Circulating tumor DNA (ctDNA) testing is described as unequivocally the most prognostic tool available for colorectal cancer. Patients who remain serially negative have a minimal recurrence risk, while a positive result almost universally predicts a future clinical recurrence by 6-8 months.

While ctDNA can detect molecular relapse 3-5 months before radiographic progression, experts argue this lead time is too short and doesn't sufficiently alter management to justify routine use outside of trials. The lack of superior subsequent therapies currently limits its clinical actionability and value.

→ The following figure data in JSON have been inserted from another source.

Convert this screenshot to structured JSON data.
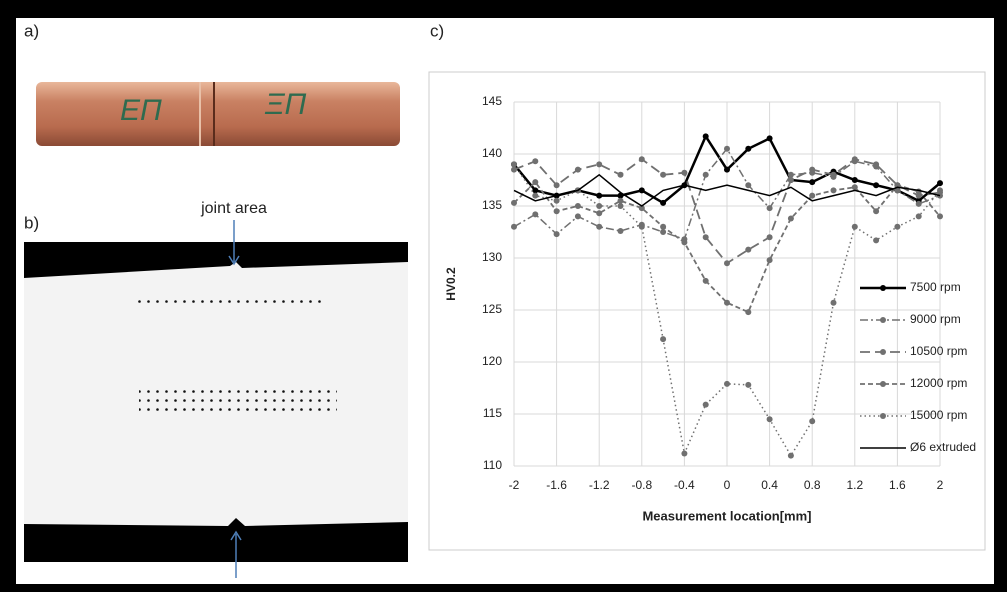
{
  "panels": {
    "a": "a)",
    "b": "b)",
    "c": "c)",
    "joint": "joint area"
  },
  "chart_data": {
    "type": "line",
    "y_label": "HV0.2",
    "x_label": "Measurement location[mm]",
    "x": [
      -2,
      -1.8,
      -1.6,
      -1.4,
      -1.2,
      -1,
      -0.8,
      -0.6,
      -0.4,
      -0.2,
      0,
      0.2,
      0.4,
      0.6,
      0.8,
      1,
      1.2,
      1.4,
      1.6,
      1.8,
      2
    ],
    "xlim": [
      -2,
      2
    ],
    "xticks": [
      -2,
      -1.6,
      -1.2,
      -0.8,
      -0.4,
      0,
      0.4,
      0.8,
      1.2,
      1.6,
      2
    ],
    "ylim": [
      110,
      145
    ],
    "yticks": [
      110,
      115,
      120,
      125,
      130,
      135,
      140,
      145
    ],
    "grid": true,
    "legend": "right",
    "series": [
      {
        "name": "7500 rpm",
        "color": "#000000",
        "dash": "solid",
        "width": 2.5,
        "marker": true,
        "values": [
          139,
          136.5,
          136,
          136.5,
          136,
          136,
          136.5,
          135.3,
          137,
          141.7,
          138.5,
          140.5,
          141.5,
          137.5,
          137.3,
          138.3,
          137.5,
          137,
          136.5,
          135.5,
          137.2
        ]
      },
      {
        "name": "9000 rpm",
        "color": "#707070",
        "dash": "dashdot",
        "width": 1.5,
        "marker": true,
        "values": [
          133,
          134.2,
          132.3,
          134,
          133,
          132.6,
          133.2,
          132.5,
          131.8,
          138,
          140.5,
          137,
          134.8,
          138,
          138.2,
          137.8,
          139.3,
          138.8,
          136.5,
          135.2,
          136
        ]
      },
      {
        "name": "10500 rpm",
        "color": "#707070",
        "dash": "longdash",
        "width": 1.8,
        "marker": true,
        "values": [
          138.5,
          139.3,
          137,
          138.5,
          139,
          138,
          139.5,
          138,
          138.2,
          132,
          129.5,
          130.8,
          132,
          137.5,
          138.5,
          138,
          139.5,
          139,
          137,
          136,
          136.3
        ]
      },
      {
        "name": "12000 rpm",
        "color": "#707070",
        "dash": "dash",
        "width": 1.8,
        "marker": true,
        "values": [
          135.3,
          137.3,
          134.5,
          135,
          134.3,
          135.5,
          134.8,
          133,
          131.5,
          127.8,
          125.7,
          124.8,
          129.8,
          133.8,
          136,
          136.5,
          136.8,
          134.5,
          137,
          136.4,
          134
        ]
      },
      {
        "name": "15000 rpm",
        "color": "#707070",
        "dash": "dot",
        "width": 1.5,
        "marker": true,
        "values": [
          139,
          136,
          135.5,
          136.5,
          135,
          135,
          133,
          122.2,
          111.2,
          115.9,
          117.9,
          117.8,
          114.5,
          111,
          114.3,
          125.7,
          133,
          131.7,
          133,
          134,
          136.5
        ]
      },
      {
        "name": "Ø6 extruded",
        "color": "#000000",
        "dash": "solid",
        "width": 1.5,
        "marker": false,
        "values": [
          136.5,
          135.5,
          136,
          136.5,
          138,
          136.3,
          135,
          136.5,
          137,
          136.5,
          137,
          136.5,
          136,
          136.8,
          135.5,
          136,
          136.5,
          136,
          136.8,
          136.5,
          136
        ]
      }
    ]
  }
}
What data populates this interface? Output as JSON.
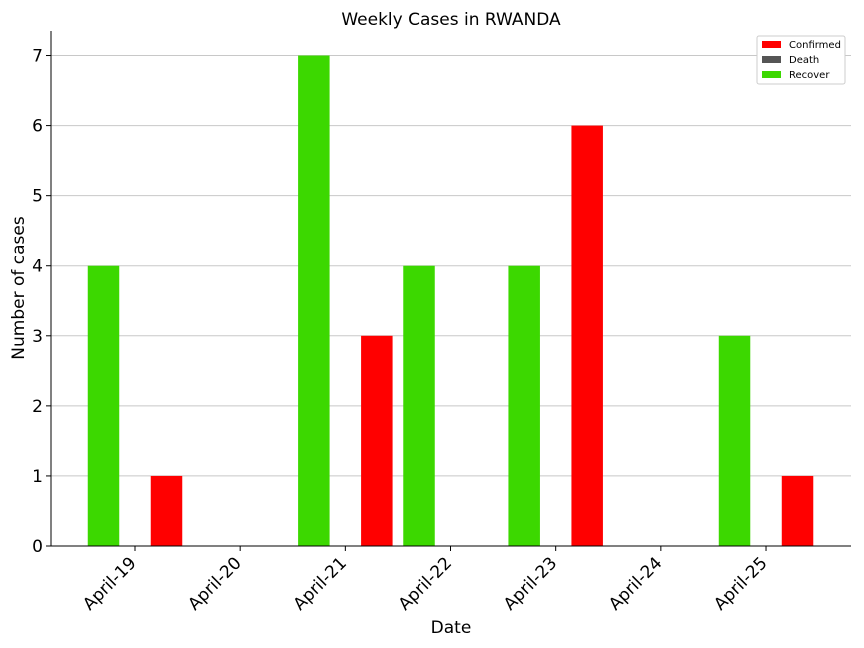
{
  "chart_data": {
    "type": "bar",
    "title": "Weekly Cases in RWANDA",
    "xlabel": "Date",
    "ylabel": "Number of cases",
    "categories": [
      "April-19",
      "April-20",
      "April-21",
      "April-22",
      "April-23",
      "April-24",
      "April-25"
    ],
    "series": [
      {
        "name": "Confirmed",
        "color": "#ff0000",
        "values": [
          1,
          0,
          3,
          0,
          6,
          0,
          1
        ]
      },
      {
        "name": "Death",
        "color": "#555555",
        "values": [
          0,
          0,
          0,
          0,
          0,
          0,
          0
        ]
      },
      {
        "name": "Recover",
        "color": "#3cd800",
        "values": [
          4,
          0,
          7,
          4,
          4,
          0,
          3
        ]
      }
    ],
    "ylim": [
      0,
      7.35
    ],
    "yticks": [
      0,
      1,
      2,
      3,
      4,
      5,
      6,
      7
    ],
    "grid": "horizontal",
    "legend_position": "top-right"
  }
}
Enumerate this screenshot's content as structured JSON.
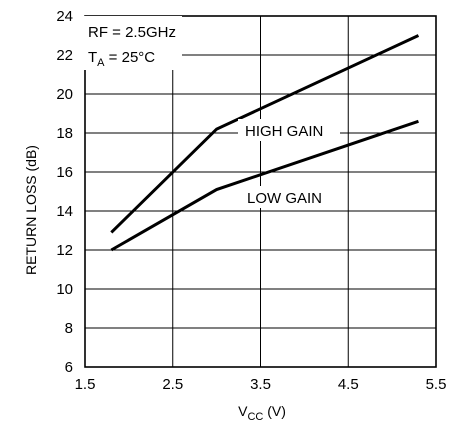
{
  "chart_data": {
    "type": "line",
    "title": "",
    "xlabel_main": "V",
    "xlabel_sub": "CC",
    "xlabel_unit": " (V)",
    "ylabel": "RETURN LOSS (dB)",
    "xlim": [
      1.5,
      5.5
    ],
    "ylim": [
      6,
      24
    ],
    "x_ticks": [
      1.5,
      2.5,
      3.5,
      4.5,
      5.5
    ],
    "y_ticks": [
      6,
      8,
      10,
      12,
      14,
      16,
      18,
      20,
      22,
      24
    ],
    "x_tick_labels": [
      "1.5",
      "2.5",
      "3.5",
      "4.5",
      "5.5"
    ],
    "y_tick_labels": [
      "6",
      "8",
      "10",
      "12",
      "14",
      "16",
      "18",
      "20",
      "22",
      "24"
    ],
    "grid": true,
    "annotations": {
      "line1": "RF = 2.5GHz",
      "line2_main": "T",
      "line2_sub": "A",
      "line2_rest": " = 25°C"
    },
    "series": [
      {
        "name": "HIGH GAIN",
        "x": [
          1.8,
          3.0,
          5.3
        ],
        "y": [
          12.9,
          18.2,
          23.0
        ]
      },
      {
        "name": "LOW GAIN",
        "x": [
          1.8,
          3.0,
          5.3
        ],
        "y": [
          12.0,
          15.1,
          18.6
        ]
      }
    ]
  }
}
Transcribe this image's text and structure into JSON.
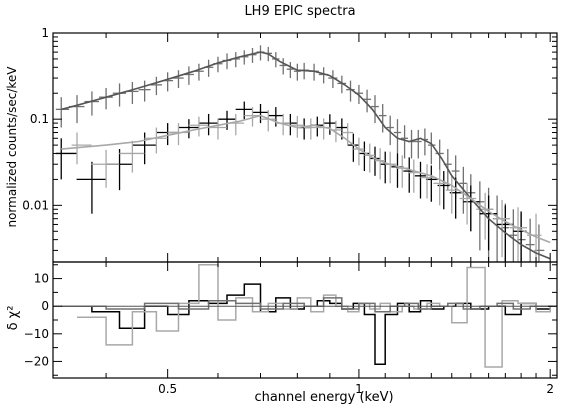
{
  "chart_data": {
    "type": "scatter",
    "title": "LH9 EPIC spectra",
    "xlabel": "channel energy (keV)",
    "x_scale": "log",
    "xlim": [
      0.33,
      2.05
    ],
    "x_ticks": [
      0.5,
      1,
      2
    ],
    "x_tick_labels": [
      "0.5",
      "1",
      "2"
    ],
    "colors": {
      "pn": "#707070",
      "mos1": "#000000",
      "mos2": "#a8a8a8",
      "model": "#555555"
    },
    "panels": [
      {
        "name": "spectrum",
        "ylabel": "normalized counts/sec/keV",
        "y_scale": "log",
        "ylim": [
          0.0022,
          1.0
        ],
        "y_ticks": [
          0.01,
          0.1,
          1
        ],
        "y_tick_labels": [
          "0.01",
          "0.1",
          "1"
        ],
        "series": [
          {
            "key": "pn",
            "style": "crosses",
            "x": [
              0.34,
              0.36,
              0.38,
              0.4,
              0.42,
              0.44,
              0.46,
              0.48,
              0.5,
              0.52,
              0.54,
              0.56,
              0.58,
              0.6,
              0.62,
              0.64,
              0.66,
              0.68,
              0.7,
              0.72,
              0.74,
              0.76,
              0.78,
              0.8,
              0.82,
              0.85,
              0.88,
              0.91,
              0.94,
              0.97,
              1.0,
              1.03,
              1.06,
              1.09,
              1.12,
              1.15,
              1.18,
              1.21,
              1.24,
              1.27,
              1.3,
              1.34,
              1.38,
              1.42,
              1.46,
              1.5,
              1.55,
              1.6,
              1.65,
              1.7,
              1.75,
              1.8,
              1.86,
              1.92
            ],
            "y": [
              0.13,
              0.14,
              0.16,
              0.18,
              0.2,
              0.21,
              0.22,
              0.25,
              0.28,
              0.3,
              0.33,
              0.36,
              0.4,
              0.44,
              0.48,
              0.5,
              0.53,
              0.56,
              0.6,
              0.58,
              0.5,
              0.42,
              0.38,
              0.36,
              0.37,
              0.36,
              0.33,
              0.3,
              0.26,
              0.22,
              0.2,
              0.17,
              0.14,
              0.11,
              0.08,
              0.07,
              0.06,
              0.055,
              0.055,
              0.058,
              0.05,
              0.04,
              0.03,
              0.025,
              0.018,
              0.014,
              0.011,
              0.009,
              0.007,
              0.0055,
              0.0045,
              0.004,
              0.0035,
              0.003
            ],
            "yerr": [
              0.05,
              0.05,
              0.05,
              0.05,
              0.06,
              0.06,
              0.06,
              0.06,
              0.07,
              0.07,
              0.08,
              0.08,
              0.09,
              0.09,
              0.1,
              0.1,
              0.1,
              0.11,
              0.12,
              0.11,
              0.1,
              0.09,
              0.08,
              0.08,
              0.08,
              0.08,
              0.07,
              0.07,
              0.06,
              0.06,
              0.05,
              0.05,
              0.05,
              0.04,
              0.03,
              0.03,
              0.025,
              0.02,
              0.02,
              0.02,
              0.02,
              0.018,
              0.015,
              0.013,
              0.01,
              0.009,
              0.008,
              0.007,
              0.006,
              0.005,
              0.0045,
              0.004,
              0.0035,
              0.003
            ]
          },
          {
            "key": "mos1",
            "style": "crosses",
            "x": [
              0.34,
              0.38,
              0.42,
              0.46,
              0.5,
              0.54,
              0.58,
              0.62,
              0.66,
              0.7,
              0.74,
              0.78,
              0.82,
              0.86,
              0.9,
              0.94,
              0.98,
              1.02,
              1.06,
              1.1,
              1.15,
              1.2,
              1.25,
              1.3,
              1.36,
              1.42,
              1.5,
              1.6,
              1.7,
              1.8
            ],
            "y": [
              0.04,
              0.02,
              0.03,
              0.05,
              0.07,
              0.08,
              0.09,
              0.1,
              0.13,
              0.12,
              0.11,
              0.09,
              0.08,
              0.085,
              0.09,
              0.08,
              0.05,
              0.04,
              0.035,
              0.03,
              0.028,
              0.025,
              0.022,
              0.02,
              0.017,
              0.014,
              0.011,
              0.008,
              0.006,
              0.005
            ],
            "yerr": [
              0.02,
              0.012,
              0.015,
              0.02,
              0.02,
              0.02,
              0.025,
              0.025,
              0.03,
              0.03,
              0.028,
              0.025,
              0.022,
              0.022,
              0.024,
              0.022,
              0.018,
              0.015,
              0.013,
              0.012,
              0.012,
              0.011,
              0.01,
              0.009,
              0.008,
              0.007,
              0.006,
              0.005,
              0.004,
              0.0035
            ]
          },
          {
            "key": "mos2",
            "style": "crosses",
            "x": [
              0.36,
              0.4,
              0.44,
              0.48,
              0.52,
              0.56,
              0.6,
              0.64,
              0.68,
              0.72,
              0.76,
              0.8,
              0.84,
              0.88,
              0.92,
              0.96,
              1.0,
              1.04,
              1.08,
              1.12,
              1.17,
              1.22,
              1.28,
              1.34,
              1.4,
              1.48,
              1.58,
              1.68,
              1.78,
              1.9
            ],
            "y": [
              0.05,
              0.03,
              0.04,
              0.06,
              0.07,
              0.085,
              0.08,
              0.09,
              0.11,
              0.1,
              0.09,
              0.085,
              0.08,
              0.08,
              0.075,
              0.07,
              0.045,
              0.038,
              0.033,
              0.03,
              0.027,
              0.024,
              0.021,
              0.018,
              0.015,
              0.012,
              0.009,
              0.007,
              0.0055,
              0.0045
            ],
            "yerr": [
              0.02,
              0.014,
              0.016,
              0.02,
              0.02,
              0.022,
              0.022,
              0.025,
              0.028,
              0.028,
              0.025,
              0.024,
              0.022,
              0.022,
              0.021,
              0.02,
              0.016,
              0.014,
              0.013,
              0.012,
              0.011,
              0.01,
              0.009,
              0.008,
              0.007,
              0.006,
              0.005,
              0.0045,
              0.004,
              0.0035
            ]
          },
          {
            "key": "model",
            "style": "line",
            "x": [
              0.34,
              0.36,
              0.4,
              0.45,
              0.5,
              0.55,
              0.6,
              0.65,
              0.7,
              0.72,
              0.75,
              0.8,
              0.85,
              0.9,
              0.95,
              1.0,
              1.05,
              1.1,
              1.15,
              1.2,
              1.25,
              1.3,
              1.35,
              1.4,
              1.5,
              1.6,
              1.7,
              1.8,
              1.9,
              2.0
            ],
            "y": [
              0.13,
              0.145,
              0.18,
              0.23,
              0.29,
              0.36,
              0.45,
              0.53,
              0.6,
              0.57,
              0.47,
              0.37,
              0.36,
              0.32,
              0.25,
              0.19,
              0.13,
              0.08,
              0.06,
              0.055,
              0.06,
              0.052,
              0.035,
              0.022,
              0.012,
              0.007,
              0.0048,
              0.0035,
              0.0028,
              0.0024
            ]
          },
          {
            "key": "mos_model",
            "style": "line",
            "x": [
              0.34,
              0.4,
              0.45,
              0.5,
              0.55,
              0.6,
              0.65,
              0.7,
              0.75,
              0.8,
              0.85,
              0.9,
              0.95,
              1.0,
              1.05,
              1.1,
              1.2,
              1.3,
              1.4,
              1.5,
              1.6,
              1.7,
              1.8,
              1.9,
              2.0
            ],
            "y": [
              0.045,
              0.05,
              0.055,
              0.065,
              0.075,
              0.085,
              0.095,
              0.11,
              0.09,
              0.08,
              0.085,
              0.078,
              0.06,
              0.045,
              0.036,
              0.031,
              0.026,
              0.022,
              0.017,
              0.012,
              0.0085,
              0.0065,
              0.0052,
              0.0043,
              0.0037
            ]
          }
        ]
      },
      {
        "name": "residuals",
        "ylabel": "δ χ²",
        "y_scale": "linear",
        "ylim": [
          -26,
          16
        ],
        "y_ticks": [
          -20,
          -10,
          0,
          10
        ],
        "y_tick_labels": [
          "−20",
          "−10",
          "0",
          "10"
        ],
        "series": [
          {
            "key": "mos1",
            "style": "steps",
            "x": [
              0.34,
              0.38,
              0.42,
              0.46,
              0.5,
              0.54,
              0.58,
              0.62,
              0.66,
              0.7,
              0.74,
              0.78,
              0.82,
              0.86,
              0.9,
              0.94,
              0.98,
              1.02,
              1.06,
              1.1,
              1.15,
              1.2,
              1.25,
              1.3,
              1.36,
              1.42,
              1.5,
              1.6,
              1.7,
              1.8,
              1.9,
              2.0
            ],
            "y": [
              0,
              -2,
              -8,
              0,
              -3,
              2,
              1,
              4,
              8,
              -2,
              3,
              -1,
              0,
              2,
              1,
              -1,
              1,
              -3,
              -21,
              -3,
              1,
              -2,
              2,
              -1,
              0,
              1,
              -1,
              0,
              -3,
              1,
              -1,
              0
            ]
          },
          {
            "key": "mos2",
            "style": "steps",
            "x": [
              0.36,
              0.4,
              0.44,
              0.48,
              0.52,
              0.56,
              0.6,
              0.64,
              0.68,
              0.72,
              0.76,
              0.8,
              0.84,
              0.88,
              0.92,
              0.96,
              1.0,
              1.04,
              1.08,
              1.12,
              1.17,
              1.22,
              1.28,
              1.34,
              1.4,
              1.48,
              1.58,
              1.68,
              1.78,
              1.9,
              2.0
            ],
            "y": [
              -4,
              -14,
              -2,
              -9,
              1,
              15,
              -5,
              3,
              -2,
              1,
              -1,
              3,
              -2,
              4,
              0,
              -2,
              1,
              -1,
              1,
              -2,
              0,
              -1,
              1,
              0,
              -6,
              14,
              -22,
              2,
              1,
              -2,
              0
            ]
          },
          {
            "key": "pn",
            "style": "steps",
            "x": [
              0.34,
              0.4,
              0.46,
              0.52,
              0.58,
              0.64,
              0.7,
              0.76,
              0.82,
              0.88,
              0.94,
              1.0,
              1.06,
              1.12,
              1.18,
              1.24,
              1.3,
              1.38,
              1.46,
              1.55,
              1.65,
              1.75,
              1.86,
              1.96
            ],
            "y": [
              0,
              -1,
              1,
              -1,
              2,
              1,
              -1,
              1,
              0,
              3,
              -1,
              1,
              -2,
              0,
              1,
              -1,
              0,
              1,
              -1,
              0,
              1,
              -1,
              0,
              0
            ]
          }
        ]
      }
    ]
  }
}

Emerging data from major trials shows that ctDNA clearance during neoadjuvant therapy and negative post-surgical MRD status are strong predictors of improved survival. MRD positivity, in contrast, is associated with worse biology and rapid progression.

The TRACK-ER study reveals a critical weakness of tumor-informed ctDNA monitoring: a 16% failure rate. This occurs when there's insufficient tumor tissue or too few personalized variants to track. This technical barrier poses a significant obstacle to widespread clinical implementation, highlighting the need for more robust or alternative assay technologies for all patients to benefit.

In neoadjuvant breast cancer treatment, patients with residual cancer post-therapy remain at high risk of recurrence (10-20%) even if their ctDNA tests are negative. This finding suggests that the physical presence of residual disease is a critical factor, and ctDNA status alone cannot justify forgoing additional adjuvant therapy in this cohort.